The Role of Senescent Cells in Age-Related Skeletal Diseases

Compelling evidence obtained from many studies in mice show that the accumulation of senescent cells with age is a major contributing factor in all of the common, inflammatory age-related conditions: cardiovascular disease, dementia, degeneration of bone tissue, and so forth. Senescent cells are created throughout life, mostly as somatic cells reach the Hayflick limit on replication, but accumulate in later life in large part because the immune system falters in its clearance of senescent cells. It still performs this function, but less efficiently, and the balance between creation and destruction of senescent cells tips to allow growing numbers of senescent cells to accumulate in tissues throughout the body. Senescent cells energetically secrete pro-inflammatory signals, and this signaling maintained over the long term is highly disruptive to tissue structure and function. It is a contributing cause of aging.

The animal data for the use of senolytic therapies to clear senescent cells is very compelling. Researchers have demonstrated rapid reversal of many aspects of aging and age-related conditions in mice. The results are impressive, larger, and more easily replicated than those produced by any other strategy to date, through epigenetic reprogramming may catch up as it becomes more widely assessed in the research community. There is a strong argument for greater investment in clinical trials for the proven first generation senolytic therapies, low-cost existing drugs and supplements such as the dasatinib and quercetin combination, that offer the near future possibility of additional years of healthy life for the entire elderly population. While many companies are working towards second generation senolytic therapies, it will be a long time yet before these treatments are in the clinic, or, once in the clinic, actually available at low cost for large numbers of people.

Cellular senescence in skeletal disease: mechanisms and treatment

Age-related musculoskeletal diseases such as osteoporosis (OP), osteoarthritis (OA), and intervertebral disc degeneration (IDD) critically affect the motor functions and quality of life of elderly individuals. Unfortunately, although various drugs, (such as bisphosphonates, recombinant human parathyroid hormone, denosumab for OP, and paracetamol for OA), have been approved for use, their benefits are limited due to side effects or the poor overall health of elderly individuals. Aging involves complex mechanisms, including genetic mutations, telomere shortening, epigenetic alterations, protein deformation, mitochondrial damage, and cellular senescence, which are responsible for the onset of age-related diseases. Thus, investigating and manipulating the mechanisms underlying aging are important future research goals. Among the fundamental mechanisms mentioned above, cellular senescence has received considerable attention in recent years.

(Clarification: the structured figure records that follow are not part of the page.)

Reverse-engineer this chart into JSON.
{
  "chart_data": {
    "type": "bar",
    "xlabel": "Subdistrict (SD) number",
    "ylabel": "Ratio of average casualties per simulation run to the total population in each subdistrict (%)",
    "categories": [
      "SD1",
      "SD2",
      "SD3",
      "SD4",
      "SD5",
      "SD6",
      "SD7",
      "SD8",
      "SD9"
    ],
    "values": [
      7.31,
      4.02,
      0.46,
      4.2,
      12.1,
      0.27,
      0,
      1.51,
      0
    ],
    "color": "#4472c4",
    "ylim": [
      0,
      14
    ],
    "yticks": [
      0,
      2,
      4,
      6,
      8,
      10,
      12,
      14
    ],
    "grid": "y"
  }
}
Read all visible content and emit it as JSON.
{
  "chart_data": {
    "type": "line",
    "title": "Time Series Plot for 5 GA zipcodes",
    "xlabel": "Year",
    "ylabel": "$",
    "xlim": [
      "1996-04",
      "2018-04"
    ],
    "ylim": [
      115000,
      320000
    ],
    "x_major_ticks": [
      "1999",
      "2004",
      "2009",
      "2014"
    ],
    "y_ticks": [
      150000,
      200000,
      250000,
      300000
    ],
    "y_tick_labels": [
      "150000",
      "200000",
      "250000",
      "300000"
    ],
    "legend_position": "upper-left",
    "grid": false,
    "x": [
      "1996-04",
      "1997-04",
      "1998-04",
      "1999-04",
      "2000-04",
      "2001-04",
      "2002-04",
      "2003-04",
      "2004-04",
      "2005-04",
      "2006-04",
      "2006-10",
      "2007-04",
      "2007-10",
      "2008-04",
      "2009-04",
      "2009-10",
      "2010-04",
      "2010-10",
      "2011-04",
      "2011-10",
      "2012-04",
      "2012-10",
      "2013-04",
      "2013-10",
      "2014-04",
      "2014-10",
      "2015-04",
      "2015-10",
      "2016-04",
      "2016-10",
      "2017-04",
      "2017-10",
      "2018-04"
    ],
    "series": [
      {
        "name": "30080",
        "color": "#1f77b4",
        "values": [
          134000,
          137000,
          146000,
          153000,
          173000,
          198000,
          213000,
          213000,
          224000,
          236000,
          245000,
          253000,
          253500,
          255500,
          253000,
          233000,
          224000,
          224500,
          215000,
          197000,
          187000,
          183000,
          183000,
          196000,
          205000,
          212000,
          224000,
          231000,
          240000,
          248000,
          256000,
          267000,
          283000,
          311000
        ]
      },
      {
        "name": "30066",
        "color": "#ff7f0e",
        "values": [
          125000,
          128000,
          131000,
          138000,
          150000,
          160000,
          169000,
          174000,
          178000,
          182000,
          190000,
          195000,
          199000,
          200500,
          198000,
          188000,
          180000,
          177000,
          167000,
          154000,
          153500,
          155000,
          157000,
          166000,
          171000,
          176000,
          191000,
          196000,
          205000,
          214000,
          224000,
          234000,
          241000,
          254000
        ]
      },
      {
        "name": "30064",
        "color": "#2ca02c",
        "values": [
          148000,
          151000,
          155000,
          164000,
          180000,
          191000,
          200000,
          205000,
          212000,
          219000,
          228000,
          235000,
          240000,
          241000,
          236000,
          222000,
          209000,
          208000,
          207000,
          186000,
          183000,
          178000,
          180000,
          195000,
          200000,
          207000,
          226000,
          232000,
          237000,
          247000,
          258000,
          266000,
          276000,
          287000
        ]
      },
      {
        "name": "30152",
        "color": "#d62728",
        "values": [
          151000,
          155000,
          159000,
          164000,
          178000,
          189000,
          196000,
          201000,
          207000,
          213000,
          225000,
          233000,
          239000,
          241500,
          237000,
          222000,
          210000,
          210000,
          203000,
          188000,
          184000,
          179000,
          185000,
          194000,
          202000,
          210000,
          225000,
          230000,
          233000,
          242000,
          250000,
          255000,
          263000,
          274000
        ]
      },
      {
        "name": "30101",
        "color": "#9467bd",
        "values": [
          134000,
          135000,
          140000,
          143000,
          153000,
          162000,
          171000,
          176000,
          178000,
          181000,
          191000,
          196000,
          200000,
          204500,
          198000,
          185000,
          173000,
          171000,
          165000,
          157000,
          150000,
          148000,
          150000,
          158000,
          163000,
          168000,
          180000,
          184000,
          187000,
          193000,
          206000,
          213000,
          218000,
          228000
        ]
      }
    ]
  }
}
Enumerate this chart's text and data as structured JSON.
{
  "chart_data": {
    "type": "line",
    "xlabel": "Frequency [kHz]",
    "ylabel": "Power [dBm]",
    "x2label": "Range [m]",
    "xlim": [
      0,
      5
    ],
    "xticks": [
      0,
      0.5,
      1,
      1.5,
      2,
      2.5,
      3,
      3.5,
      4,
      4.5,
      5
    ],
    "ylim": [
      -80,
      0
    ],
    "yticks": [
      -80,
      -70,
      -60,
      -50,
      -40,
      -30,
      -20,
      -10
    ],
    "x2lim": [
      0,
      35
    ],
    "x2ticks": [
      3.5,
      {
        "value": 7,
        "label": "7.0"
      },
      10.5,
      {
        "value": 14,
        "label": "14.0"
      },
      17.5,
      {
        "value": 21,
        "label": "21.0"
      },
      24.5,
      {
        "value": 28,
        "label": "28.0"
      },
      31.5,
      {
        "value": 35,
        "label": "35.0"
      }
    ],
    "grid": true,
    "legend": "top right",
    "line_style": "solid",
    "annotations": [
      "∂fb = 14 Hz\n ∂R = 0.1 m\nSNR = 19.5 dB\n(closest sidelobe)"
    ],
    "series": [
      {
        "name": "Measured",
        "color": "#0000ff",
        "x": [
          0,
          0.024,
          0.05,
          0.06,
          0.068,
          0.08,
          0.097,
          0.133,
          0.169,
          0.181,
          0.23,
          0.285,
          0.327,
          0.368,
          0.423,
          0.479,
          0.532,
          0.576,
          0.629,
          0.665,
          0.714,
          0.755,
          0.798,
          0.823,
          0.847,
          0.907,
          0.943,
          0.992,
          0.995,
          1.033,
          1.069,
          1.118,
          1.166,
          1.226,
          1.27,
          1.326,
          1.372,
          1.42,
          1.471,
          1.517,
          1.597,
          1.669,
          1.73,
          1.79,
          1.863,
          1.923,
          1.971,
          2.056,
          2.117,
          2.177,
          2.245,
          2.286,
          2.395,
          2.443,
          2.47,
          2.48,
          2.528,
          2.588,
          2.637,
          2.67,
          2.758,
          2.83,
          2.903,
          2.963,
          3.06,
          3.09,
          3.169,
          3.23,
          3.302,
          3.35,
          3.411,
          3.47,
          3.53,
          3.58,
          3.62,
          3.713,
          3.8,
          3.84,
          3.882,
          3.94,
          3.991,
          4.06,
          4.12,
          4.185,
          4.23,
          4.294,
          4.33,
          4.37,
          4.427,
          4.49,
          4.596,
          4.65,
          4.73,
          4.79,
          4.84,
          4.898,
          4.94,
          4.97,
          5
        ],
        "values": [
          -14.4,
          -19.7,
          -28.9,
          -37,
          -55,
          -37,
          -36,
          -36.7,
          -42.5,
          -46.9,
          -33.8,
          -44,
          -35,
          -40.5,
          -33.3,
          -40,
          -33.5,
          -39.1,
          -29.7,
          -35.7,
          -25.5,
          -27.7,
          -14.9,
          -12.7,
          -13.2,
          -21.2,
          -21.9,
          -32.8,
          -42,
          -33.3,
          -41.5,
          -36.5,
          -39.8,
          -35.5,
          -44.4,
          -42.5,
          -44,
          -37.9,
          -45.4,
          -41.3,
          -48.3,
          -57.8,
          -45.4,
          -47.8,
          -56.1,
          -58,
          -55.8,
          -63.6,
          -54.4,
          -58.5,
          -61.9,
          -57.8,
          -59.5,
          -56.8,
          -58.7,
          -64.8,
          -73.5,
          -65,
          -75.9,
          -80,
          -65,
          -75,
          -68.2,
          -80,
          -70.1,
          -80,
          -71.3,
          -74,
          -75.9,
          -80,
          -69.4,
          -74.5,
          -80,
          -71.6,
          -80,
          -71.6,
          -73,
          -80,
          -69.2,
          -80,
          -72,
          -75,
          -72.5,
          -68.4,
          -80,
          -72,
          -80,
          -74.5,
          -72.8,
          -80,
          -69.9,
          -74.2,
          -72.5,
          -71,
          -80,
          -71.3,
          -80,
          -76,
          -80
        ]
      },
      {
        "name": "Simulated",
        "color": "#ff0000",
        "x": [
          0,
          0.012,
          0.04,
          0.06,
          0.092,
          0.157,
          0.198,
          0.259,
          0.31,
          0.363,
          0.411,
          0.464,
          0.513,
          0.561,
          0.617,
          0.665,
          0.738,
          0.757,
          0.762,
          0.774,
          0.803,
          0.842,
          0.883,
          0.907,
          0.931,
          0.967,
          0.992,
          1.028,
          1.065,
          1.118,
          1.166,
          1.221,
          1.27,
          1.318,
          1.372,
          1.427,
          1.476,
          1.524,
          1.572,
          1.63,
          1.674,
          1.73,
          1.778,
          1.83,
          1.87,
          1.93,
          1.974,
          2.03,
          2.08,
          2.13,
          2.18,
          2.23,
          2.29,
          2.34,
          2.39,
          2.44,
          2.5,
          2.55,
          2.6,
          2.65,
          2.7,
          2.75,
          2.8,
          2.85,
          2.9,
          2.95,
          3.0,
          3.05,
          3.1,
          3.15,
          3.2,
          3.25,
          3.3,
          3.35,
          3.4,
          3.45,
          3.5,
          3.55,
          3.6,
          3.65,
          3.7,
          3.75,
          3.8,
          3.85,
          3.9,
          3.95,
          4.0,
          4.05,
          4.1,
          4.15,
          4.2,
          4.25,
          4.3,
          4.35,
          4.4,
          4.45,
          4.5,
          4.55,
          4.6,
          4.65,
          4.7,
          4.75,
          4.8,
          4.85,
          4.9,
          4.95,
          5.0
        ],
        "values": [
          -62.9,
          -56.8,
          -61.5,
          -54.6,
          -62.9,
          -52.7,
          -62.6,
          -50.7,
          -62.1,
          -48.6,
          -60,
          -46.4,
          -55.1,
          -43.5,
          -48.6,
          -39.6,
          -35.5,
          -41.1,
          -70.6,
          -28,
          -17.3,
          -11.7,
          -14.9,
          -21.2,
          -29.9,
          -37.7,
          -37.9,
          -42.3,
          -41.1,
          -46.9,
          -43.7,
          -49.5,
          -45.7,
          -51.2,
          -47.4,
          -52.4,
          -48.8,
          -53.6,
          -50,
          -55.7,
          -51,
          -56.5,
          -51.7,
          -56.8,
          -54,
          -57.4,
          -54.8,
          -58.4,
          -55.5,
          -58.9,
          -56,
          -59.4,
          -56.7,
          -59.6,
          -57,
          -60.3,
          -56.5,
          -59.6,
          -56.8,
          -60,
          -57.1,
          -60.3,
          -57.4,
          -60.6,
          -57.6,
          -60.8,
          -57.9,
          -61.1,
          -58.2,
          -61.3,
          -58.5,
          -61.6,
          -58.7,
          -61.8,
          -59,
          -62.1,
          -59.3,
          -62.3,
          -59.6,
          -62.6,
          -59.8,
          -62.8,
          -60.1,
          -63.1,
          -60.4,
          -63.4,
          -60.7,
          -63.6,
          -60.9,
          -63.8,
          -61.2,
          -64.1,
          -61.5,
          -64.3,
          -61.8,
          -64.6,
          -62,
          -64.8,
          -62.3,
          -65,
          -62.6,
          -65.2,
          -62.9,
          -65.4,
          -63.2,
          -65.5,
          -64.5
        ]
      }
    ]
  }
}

Cellular senescence refers to the stable condition of cell cycle arrest, first described in the early 1960s. Senescent cells (SnCs) are produced in the early stages of embryonic development and accumulate with age. However, SnCs exert deleterious effects on tissues by secreting a plethora of inflammatory cytokines, chemokines, oxidative stress-related proteins, growth factors, and proteases, which is termed the senescence-associated secretory phenotype (SASP). Accumulated SnCs are a hallmark of aging and contribute to age-related diseases, including OP, diabetes, and Alzheimer's disease. Interestingly, SnCs have dual effects on tumour development, which may depend on the immune microenvironment or cell cycle stage, as cell cycle arrest is helpful for tumour suppression.

The skeletal system consists of bones, joints, cartilage tissues, and ligaments that work together to maintain homeostasis of the motor system and the internal environment. Bone remodeling occurs throughout life. Bone tissue comprises four types of cells: osteoblasts, osteoclasts, osteocytes, and osteoprogenitors. They undergo fundamental changes during the aging process. Senescent mesenchymal stem cells (MSCs) exhibit decreased osteogenesis and increased adipogenesis, moreover, senescent osteocytes or osteoclasts produce SASP. However, the underlying mechanisms by which SnCs and SASP regulate bone remodelling and induce disease are still under investigation. In this review, we summarise the role of senescence in the skeletal system, discuss its underlying mechanisms, and propose new strategies for treating age-related diseases by targeting senescence.